Mevrouw Van der Laan (D66):
Volgens mij krijg ik vanmiddag nog een keer de kans. Dat komt dus wel goed.
Voorzitter. Het zal niemand verbazen dat de fractie van D66 in de houding schiet als er in de krant iets staat over bezuinigingen op onderwijs. Voor de fractie van D66 is het duidelijk dat er veel meer geïnvesteerd moet worden in onderwijs, met name in deze in economisch opzicht moeilijke tijden. Wij worden daarin gesteund door verschillende rapporten: het OESO-rapport en het SBO-rapport. Het is dus heel belangrijk dat wij dat blijven doen. Dat moet ook echt de inzet zijn van de formatie. Wij waren vorige week dan ook erg gelukkig met het artikel van de minister in NRC Handelsblad, waarin zij aangeeft dat er in ieder geval niet bezuinigd moet worden. Dat is natuurlijk niet genoeg, want wij willen dat er extra geïnvesteerd wordt. Er is in ieder geval een bodem aangegeven en dat is al heel wat. Daarom schrokken wij natuurlijk van de krantenberichten waarin er wel over bezuinigingen wordt gesproken. Deze berichten zijn gebaseerd op rapporten van ambtenaren van de CEC en van Financiën. Ik heb drie vragen aan de minister. Wat is haar oordeel over de ambtelijke adviezen? Acht zij het mogelijk dat Nederland de Lissabondoelstellingen zal halen als er niet geïnvesteerd, maar juist bezuinigd wordt? Staat zij nog steeds achter haar uitspraken in het artikel in NRC?
Minister Van der Hoeven:
Voorzitter. Laat ik met de laatste vraag beginnen, want zij is het gemakkelijkst te beantwoorden. Het antwoord is ja, anders moet je een dergelijk artikel niet schrijven.

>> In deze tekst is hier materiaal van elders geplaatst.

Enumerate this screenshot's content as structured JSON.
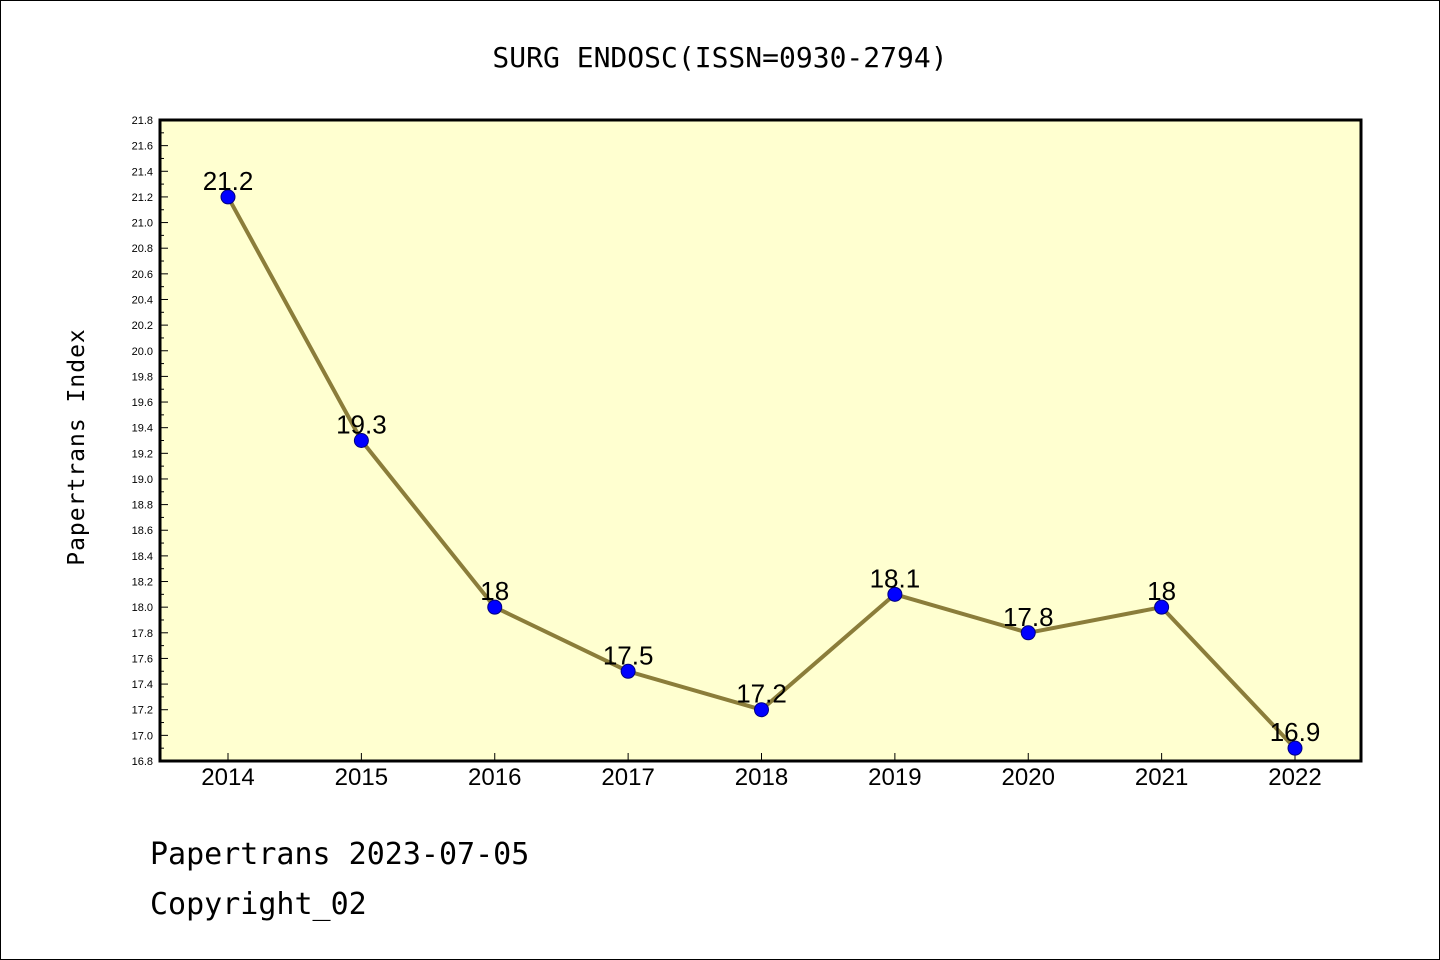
{
  "chart_data": {
    "type": "line",
    "title": "SURG ENDOSC(ISSN=0930-2794)",
    "xlabel": "",
    "ylabel": "Papertrans Index",
    "categories": [
      "2014",
      "2015",
      "2016",
      "2017",
      "2018",
      "2019",
      "2020",
      "2021",
      "2022"
    ],
    "values": [
      21.2,
      19.3,
      18,
      17.5,
      17.2,
      18.1,
      17.8,
      18,
      16.9
    ],
    "data_labels": [
      "21.2",
      "19.3",
      "18",
      "17.5",
      "17.2",
      "18.1",
      "17.8",
      "18",
      "16.9"
    ],
    "ylim": [
      16.8,
      21.8
    ],
    "yticks": [
      "16.8",
      "17.0",
      "17.2",
      "17.4",
      "17.6",
      "17.8",
      "18.0",
      "18.2",
      "18.4",
      "18.6",
      "18.8",
      "19.0",
      "19.2",
      "19.4",
      "19.6",
      "19.8",
      "20.0",
      "20.2",
      "20.4",
      "20.6",
      "20.8",
      "21.0",
      "21.2",
      "21.4",
      "21.6",
      "21.8"
    ],
    "grid": false,
    "legend": "none",
    "colors": {
      "plot_background": "#ffffd0",
      "line": "#8b7d3a",
      "marker": "#0000ff",
      "marker_edge": "#000080"
    }
  },
  "footer": {
    "line1": "Papertrans 2023-07-05",
    "line2": "Copyright_02"
  }
}
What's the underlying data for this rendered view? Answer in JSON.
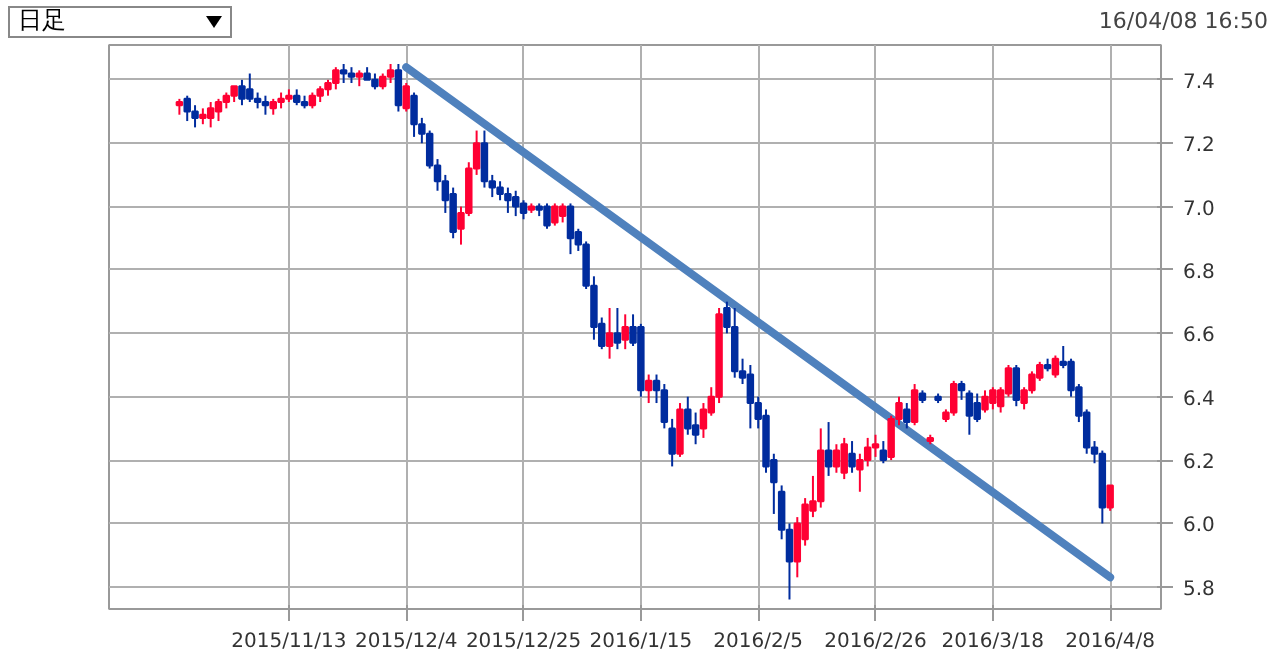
{
  "chart_data": {
    "type": "candlestick",
    "annotations": [
      "日足",
      "16/04/08 16:50"
    ],
    "categories": [
      null,
      null,
      null,
      null,
      null,
      null,
      null,
      null,
      null,
      null,
      null,
      null,
      null,
      null,
      "2015/11/13",
      null,
      null,
      null,
      null,
      null,
      null,
      null,
      null,
      null,
      null,
      null,
      null,
      null,
      null,
      "2015/12/4",
      null,
      null,
      null,
      null,
      null,
      null,
      null,
      null,
      null,
      null,
      null,
      null,
      null,
      null,
      "2015/12/25",
      null,
      null,
      null,
      null,
      null,
      null,
      null,
      null,
      null,
      null,
      null,
      null,
      null,
      null,
      "2016/1/15",
      null,
      null,
      null,
      null,
      null,
      null,
      null,
      null,
      null,
      null,
      null,
      null,
      null,
      null,
      "2016/2/5",
      null,
      null,
      null,
      null,
      null,
      null,
      null,
      null,
      null,
      null,
      null,
      null,
      null,
      null,
      "2016/2/26",
      null,
      null,
      null,
      null,
      null,
      null,
      null,
      null,
      null,
      null,
      null,
      null,
      null,
      null,
      "2016/3/18",
      null,
      null,
      null,
      null,
      null,
      null,
      null,
      null,
      null,
      null,
      null,
      null,
      null,
      null,
      "2016/4/8"
    ],
    "ohlc": [
      [
        7.32,
        7.34,
        7.29,
        7.33
      ],
      [
        7.34,
        7.35,
        7.27,
        7.3
      ],
      [
        7.3,
        7.32,
        7.25,
        7.28
      ],
      [
        7.28,
        7.31,
        7.26,
        7.29
      ],
      [
        7.28,
        7.33,
        7.25,
        7.31
      ],
      [
        7.3,
        7.34,
        7.27,
        7.33
      ],
      [
        7.33,
        7.36,
        7.31,
        7.35
      ],
      [
        7.35,
        7.38,
        7.33,
        7.38
      ],
      [
        7.38,
        7.4,
        7.32,
        7.34
      ],
      [
        7.37,
        7.42,
        7.33,
        7.34
      ],
      [
        7.34,
        7.36,
        7.31,
        7.33
      ],
      [
        7.33,
        7.35,
        7.29,
        7.32
      ],
      [
        7.31,
        7.34,
        7.29,
        7.33
      ],
      [
        7.33,
        7.36,
        7.31,
        7.34
      ],
      [
        7.34,
        7.37,
        7.33,
        7.35
      ],
      [
        7.35,
        7.37,
        7.32,
        7.33
      ],
      [
        7.33,
        7.35,
        7.31,
        7.32
      ],
      [
        7.32,
        7.36,
        7.31,
        7.35
      ],
      [
        7.35,
        7.38,
        7.33,
        7.37
      ],
      [
        7.37,
        7.4,
        7.35,
        7.39
      ],
      [
        7.39,
        7.44,
        7.37,
        7.43
      ],
      [
        7.43,
        7.45,
        7.39,
        7.42
      ],
      [
        7.42,
        7.44,
        7.39,
        7.41
      ],
      [
        7.41,
        7.43,
        7.38,
        7.42
      ],
      [
        7.42,
        7.44,
        7.4,
        7.4
      ],
      [
        7.4,
        7.42,
        7.37,
        7.38
      ],
      [
        7.38,
        7.42,
        7.37,
        7.41
      ],
      [
        7.41,
        7.45,
        7.39,
        7.43
      ],
      [
        7.43,
        7.45,
        7.3,
        7.32
      ],
      [
        7.31,
        7.39,
        7.3,
        7.38
      ],
      [
        7.35,
        7.36,
        7.22,
        7.26
      ],
      [
        7.26,
        7.28,
        7.2,
        7.23
      ],
      [
        7.23,
        7.24,
        7.12,
        7.13
      ],
      [
        7.13,
        7.15,
        7.05,
        7.08
      ],
      [
        7.08,
        7.1,
        6.98,
        7.02
      ],
      [
        7.04,
        7.06,
        6.9,
        6.92
      ],
      [
        6.93,
        7.0,
        6.88,
        6.98
      ],
      [
        6.98,
        7.14,
        6.97,
        7.12
      ],
      [
        7.12,
        7.24,
        7.1,
        7.2
      ],
      [
        7.2,
        7.24,
        7.06,
        7.08
      ],
      [
        7.08,
        7.1,
        7.03,
        7.06
      ],
      [
        7.06,
        7.08,
        7.02,
        7.04
      ],
      [
        7.04,
        7.06,
        6.98,
        7.02
      ],
      [
        7.03,
        7.05,
        6.97,
        7.0
      ],
      [
        7.01,
        7.02,
        6.96,
        6.98
      ],
      [
        6.99,
        7.01,
        6.98,
        7.0
      ],
      [
        7.0,
        7.01,
        6.97,
        6.99
      ],
      [
        7.0,
        7.01,
        6.93,
        6.94
      ],
      [
        6.95,
        7.01,
        6.94,
        7.0
      ],
      [
        6.97,
        7.01,
        6.95,
        7.0
      ],
      [
        7.0,
        7.01,
        6.85,
        6.9
      ],
      [
        6.92,
        6.93,
        6.86,
        6.88
      ],
      [
        6.88,
        6.89,
        6.74,
        6.75
      ],
      [
        6.75,
        6.78,
        6.58,
        6.62
      ],
      [
        6.63,
        6.65,
        6.55,
        6.56
      ],
      [
        6.56,
        6.68,
        6.52,
        6.6
      ],
      [
        6.6,
        6.68,
        6.55,
        6.57
      ],
      [
        6.58,
        6.66,
        6.55,
        6.62
      ],
      [
        6.62,
        6.66,
        6.56,
        6.57
      ],
      [
        6.62,
        6.63,
        6.4,
        6.42
      ],
      [
        6.42,
        6.47,
        6.38,
        6.45
      ],
      [
        6.45,
        6.47,
        6.38,
        6.42
      ],
      [
        6.42,
        6.44,
        6.3,
        6.32
      ],
      [
        6.3,
        6.33,
        6.18,
        6.22
      ],
      [
        6.22,
        6.38,
        6.21,
        6.36
      ],
      [
        6.36,
        6.4,
        6.28,
        6.3
      ],
      [
        6.31,
        6.35,
        6.25,
        6.28
      ],
      [
        6.3,
        6.38,
        6.27,
        6.36
      ],
      [
        6.35,
        6.43,
        6.34,
        6.4
      ],
      [
        6.4,
        6.68,
        6.38,
        6.66
      ],
      [
        6.68,
        6.7,
        6.6,
        6.62
      ],
      [
        6.62,
        6.68,
        6.46,
        6.48
      ],
      [
        6.48,
        6.52,
        6.44,
        6.46
      ],
      [
        6.47,
        6.5,
        6.3,
        6.38
      ],
      [
        6.38,
        6.4,
        6.3,
        6.33
      ],
      [
        6.34,
        6.36,
        6.16,
        6.18
      ],
      [
        6.2,
        6.22,
        6.03,
        6.13
      ],
      [
        6.1,
        6.12,
        5.95,
        5.98
      ],
      [
        5.98,
        6.0,
        5.76,
        5.88
      ],
      [
        5.88,
        6.02,
        5.83,
        6.0
      ],
      [
        5.95,
        6.08,
        5.93,
        6.06
      ],
      [
        6.04,
        6.15,
        6.02,
        6.07
      ],
      [
        6.07,
        6.3,
        6.05,
        6.23
      ],
      [
        6.23,
        6.32,
        6.15,
        6.18
      ],
      [
        6.18,
        6.25,
        6.16,
        6.23
      ],
      [
        6.16,
        6.27,
        6.14,
        6.25
      ],
      [
        6.22,
        6.26,
        6.16,
        6.18
      ],
      [
        6.17,
        6.22,
        6.1,
        6.2
      ],
      [
        6.2,
        6.27,
        6.18,
        6.24
      ],
      [
        6.24,
        6.28,
        6.21,
        6.25
      ],
      [
        6.23,
        6.26,
        6.19,
        6.2
      ],
      [
        6.21,
        6.34,
        6.2,
        6.33
      ],
      [
        6.33,
        6.4,
        6.31,
        6.38
      ],
      [
        6.36,
        6.38,
        6.3,
        6.32
      ],
      [
        6.32,
        6.44,
        6.31,
        6.42
      ],
      [
        6.41,
        6.42,
        6.38,
        6.39
      ],
      [
        6.26,
        6.28,
        6.25,
        6.27
      ],
      [
        6.4,
        6.41,
        6.38,
        6.39
      ],
      [
        6.33,
        6.36,
        6.32,
        6.35
      ],
      [
        6.35,
        6.45,
        6.34,
        6.44
      ],
      [
        6.44,
        6.45,
        6.39,
        6.42
      ],
      [
        6.41,
        6.42,
        6.28,
        6.34
      ],
      [
        6.38,
        6.41,
        6.32,
        6.33
      ],
      [
        6.36,
        6.42,
        6.35,
        6.4
      ],
      [
        6.38,
        6.43,
        6.36,
        6.42
      ],
      [
        6.37,
        6.43,
        6.35,
        6.42
      ],
      [
        6.41,
        6.5,
        6.4,
        6.49
      ],
      [
        6.49,
        6.5,
        6.37,
        6.39
      ],
      [
        6.38,
        6.43,
        6.36,
        6.42
      ],
      [
        6.42,
        6.48,
        6.41,
        6.47
      ],
      [
        6.46,
        6.51,
        6.45,
        6.5
      ],
      [
        6.5,
        6.52,
        6.48,
        6.49
      ],
      [
        6.47,
        6.53,
        6.46,
        6.52
      ],
      [
        6.51,
        6.56,
        6.49,
        6.5
      ],
      [
        6.51,
        6.52,
        6.4,
        6.42
      ],
      [
        6.43,
        6.44,
        6.32,
        6.34
      ],
      [
        6.35,
        6.36,
        6.22,
        6.24
      ],
      [
        6.24,
        6.26,
        6.19,
        6.22
      ],
      [
        6.22,
        6.23,
        6.0,
        6.05
      ],
      [
        6.05,
        6.12,
        6.04,
        6.12
      ]
    ],
    "colors": [
      "#ff0033",
      "#002c9e",
      "#002c9e",
      "#ff0033",
      "#ff0033",
      "#ff0033",
      "#ff0033",
      "#ff0033",
      "#002c9e",
      "#002c9e",
      "#002c9e",
      "#002c9e",
      "#ff0033",
      "#ff0033",
      "#ff0033",
      "#002c9e",
      "#002c9e",
      "#ff0033",
      "#ff0033",
      "#ff0033",
      "#ff0033",
      "#002c9e",
      "#002c9e",
      "#ff0033",
      "#002c9e",
      "#002c9e",
      "#ff0033",
      "#ff0033",
      "#002c9e",
      "#ff0033",
      "#002c9e",
      "#002c9e",
      "#002c9e",
      "#002c9e",
      "#002c9e",
      "#002c9e",
      "#ff0033",
      "#ff0033",
      "#ff0033",
      "#002c9e",
      "#002c9e",
      "#002c9e",
      "#002c9e",
      "#002c9e",
      "#002c9e",
      "#ff0033",
      "#002c9e",
      "#002c9e",
      "#ff0033",
      "#ff0033",
      "#002c9e",
      "#002c9e",
      "#002c9e",
      "#002c9e",
      "#002c9e",
      "#ff0033",
      "#002c9e",
      "#ff0033",
      "#002c9e",
      "#002c9e",
      "#ff0033",
      "#002c9e",
      "#002c9e",
      "#002c9e",
      "#ff0033",
      "#002c9e",
      "#002c9e",
      "#ff0033",
      "#ff0033",
      "#ff0033",
      "#002c9e",
      "#002c9e",
      "#002c9e",
      "#002c9e",
      "#002c9e",
      "#002c9e",
      "#002c9e",
      "#002c9e",
      "#002c9e",
      "#ff0033",
      "#ff0033",
      "#ff0033",
      "#ff0033",
      "#002c9e",
      "#ff0033",
      "#ff0033",
      "#002c9e",
      "#ff0033",
      "#ff0033",
      "#ff0033",
      "#002c9e",
      "#ff0033",
      "#ff0033",
      "#002c9e",
      "#ff0033",
      "#002c9e",
      "#ff0033",
      "#002c9e",
      "#ff0033",
      "#ff0033",
      "#002c9e",
      "#002c9e",
      "#002c9e",
      "#ff0033",
      "#ff0033",
      "#ff0033",
      "#ff0033",
      "#002c9e",
      "#ff0033",
      "#ff0033",
      "#ff0033",
      "#002c9e",
      "#ff0033",
      "#002c9e",
      "#002c9e",
      "#002c9e",
      "#002c9e",
      "#002c9e",
      "#002c9e",
      "#ff0033"
    ],
    "series": [
      {
        "type": "line",
        "x": [
          "2015/12/4",
          "2016/4/8"
        ],
        "values": [
          7.44,
          5.83
        ],
        "color": "#4f81bd"
      }
    ],
    "ylim": [
      5.73,
      7.51
    ],
    "yticks": [
      5.8,
      {
        "value": 6,
        "label": "6.0"
      },
      6.2,
      6.4,
      6.6,
      6.8,
      {
        "value": 7,
        "label": "7.0"
      },
      7.2,
      7.4
    ],
    "grid": true
  }
}
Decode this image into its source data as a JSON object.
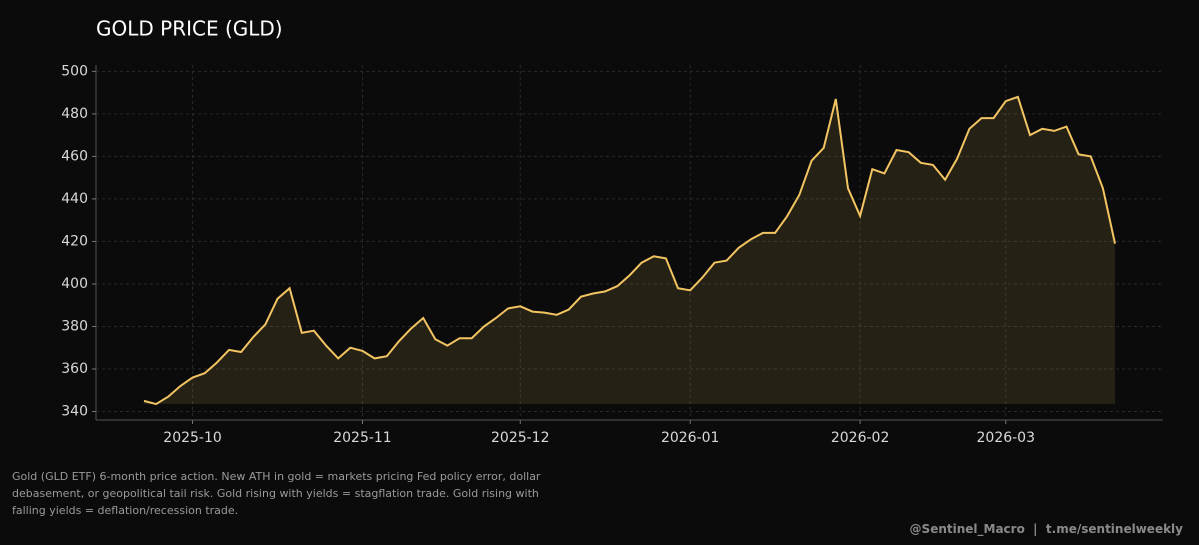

Mevrouw Van der Laan stelt verder twee vragen naar aanleiding van de ambtelijke adviezen en zij vraagt mijn oordeel daarover. Lopende een informatieproces worden ambtelijke adviezen uitgebracht aan de informateurs. Het CEC-advies is zo'n ambtelijk stuk. Het heeft geen politieke status, het heeft een ambtelijke status. Het is een rapport dat is uitgebracht aan de informateurs. Ook het stuk van Financiën is zo'n ambtelijk stuk. Het is aan de informateurs om daar iets mee te doen en niet aan mij of aan iemand anders van de regering om er een politiek standpunt over in te nemen. De informateurs bepalen overigens ook of de betreffende stukken aan de Kamer worden gestuurd en zo ja, op welk tijdstip. In het verleden is de informateur naar de Kamer gekomen op het moment dat het informatieproces was afgerond. Op dat moment zijn toen ook stukken naar de Kamer gestuurd. Deze beslissing is echter aan de informateurs en niet aan mij.
De tweede vraag betreft het Lissabonproces. Er zullen een aantal activiteiten nodig zijn om de Lissabondoelstellingen te halen. Deze hebben deels te maken met de publieke financiering van onderwijs en onderzoek, maar ook met het op peil brengen van private investeringen in met name onderzoek en alles wat daarmee te maken heeft. Ik heb nog niet zo lang geleden tijdens een conferentie in Rotterdam aan de kennisinstellingen gevraagd om mij aan te geven, op welke manier zij binnen de hun ten dienste staande macht en middelen een bijdrage kunnen leveren aan het bereiken van de Lissabondoelstellingen. Zodra ik daar wat meer over weet, wil ik het de Kamer graag doen toekomen. Op dit moment is het nog te vroeg.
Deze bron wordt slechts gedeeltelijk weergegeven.